Diyarbakır'ımızda camilerin eksikliği ayrıca başka bir sorun olarak ortada duruyor. Cami eksikliğinden dolayı manevi eksiklik, manevi eksiklikten dolayı ise hızlıca kültürel asimilasyona maruz kalınıyor. Sonra niçin insanlarımız değerlerinden uzaklaştı diyoruz. Sebep ortada, manevi yapının kalesi olan camilerimizi yitirdikçe inancımızdan koptuk. Yatay mimarinin olduğu mahallelerimizden uzaklaştıkça kültürümüzü ve değerlerimizi yitirdik.
Buram buram maneviyat kokan Diyarbakır'ımızın hali içler acısı. Her geçen gün manevi atmosferden uzaklaştırılıyor. Bu güzel şehrim için Peygamberler şehri, sahabeler şehri tabirlerini çok kullanıyoruz. Ancak üzülerek belirteyim, söz konusu mimarinin manevi ruhuna uygun olmayan bir kentleşme hızlı şekilde yayılıyor.
Unutmayalım bir kentin mimarisi o kentin değerlerini de yansıtmaktadır. Barındığımız evler, camilerimiz, okullarımız, kamusal binalarımız sadece birer yapı olmanın ötesinde büyük anlamlar da barındırmaktadır.

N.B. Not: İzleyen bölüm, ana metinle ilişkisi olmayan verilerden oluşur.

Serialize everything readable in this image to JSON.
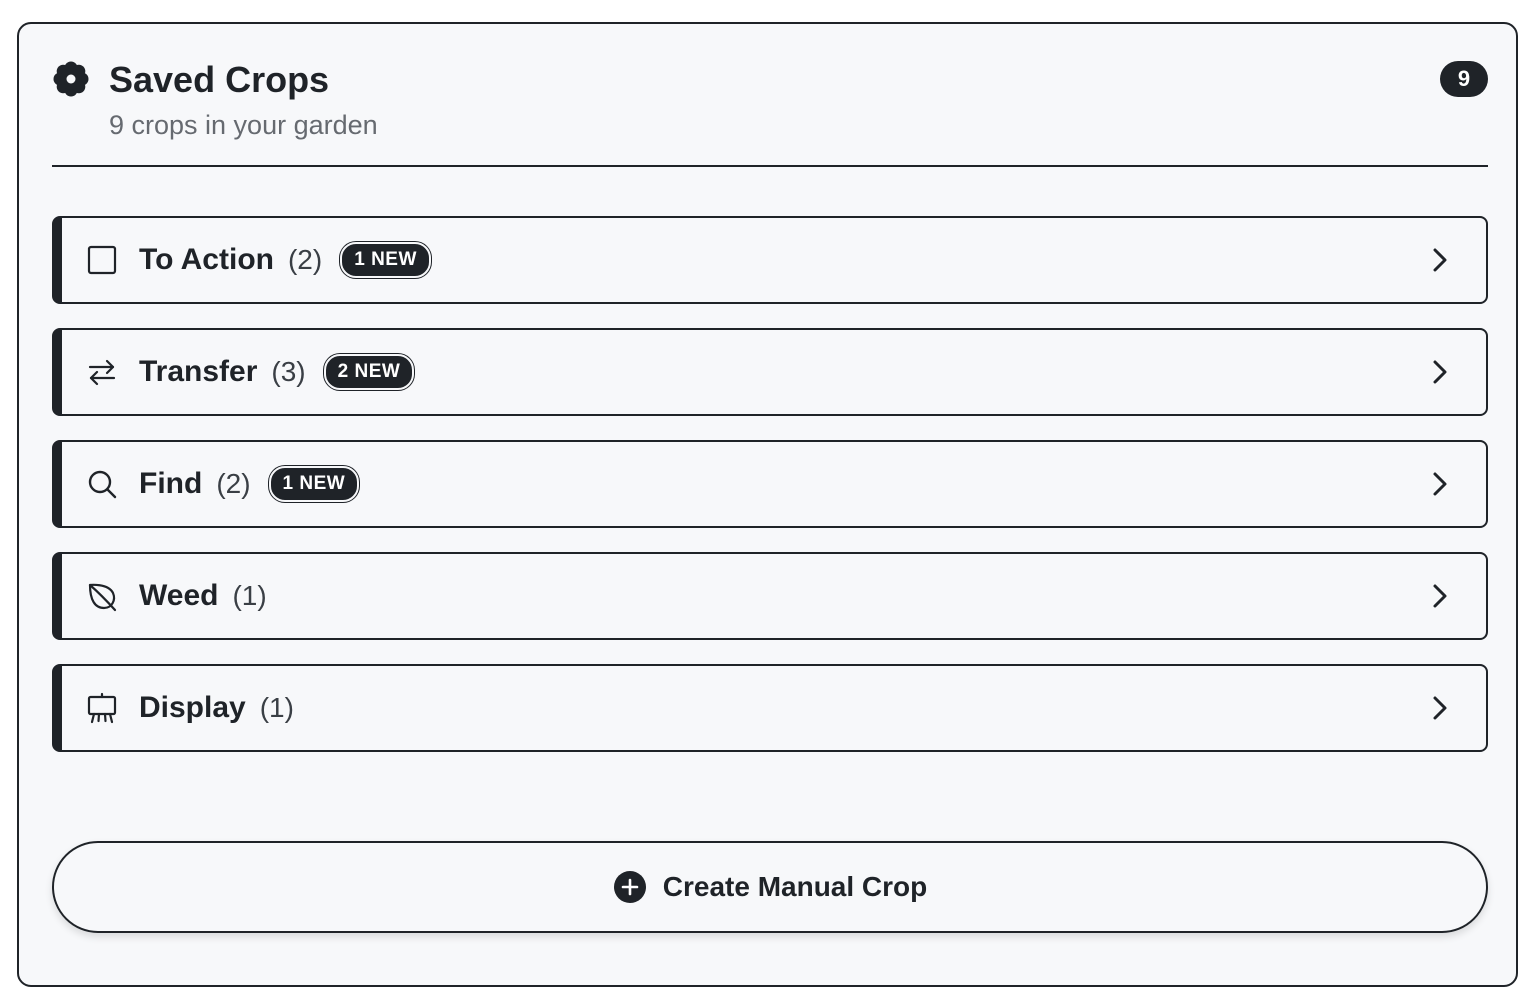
{
  "header": {
    "icon": "gear-flower-icon",
    "title": "Saved Crops",
    "subtitle": "9 crops in your garden",
    "count_badge": "9"
  },
  "categories": [
    {
      "icon": "checkbox-icon",
      "label": "To Action",
      "count": "(2)",
      "new_badge": "1 NEW"
    },
    {
      "icon": "transfer-arrows-icon",
      "label": "Transfer",
      "count": "(3)",
      "new_badge": "2 NEW"
    },
    {
      "icon": "search-icon",
      "label": "Find",
      "count": "(2)",
      "new_badge": "1 NEW"
    },
    {
      "icon": "leaf-icon",
      "label": "Weed",
      "count": "(1)",
      "new_badge": null
    },
    {
      "icon": "easel-icon",
      "label": "Display",
      "count": "(1)",
      "new_badge": null
    }
  ],
  "create_button": {
    "icon": "plus-circle-icon",
    "label": "Create Manual Crop"
  },
  "colors": {
    "ink": "#1f2328",
    "panel_bg": "#f7f8fa",
    "muted_text": "#666a70"
  }
}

Batının bize sunduğu şehirleşme modelleri bizden birçok değeri de koparıp aldı. Mimari asimilasyondan dolayı toplumsal değerlerimizi yitirdiğimizin farkına varalım.
Mimari yapımızda özümüze dönmeye ve şehirleşme olgumuzu yeniden gözden geçirmeye ne dersiniz?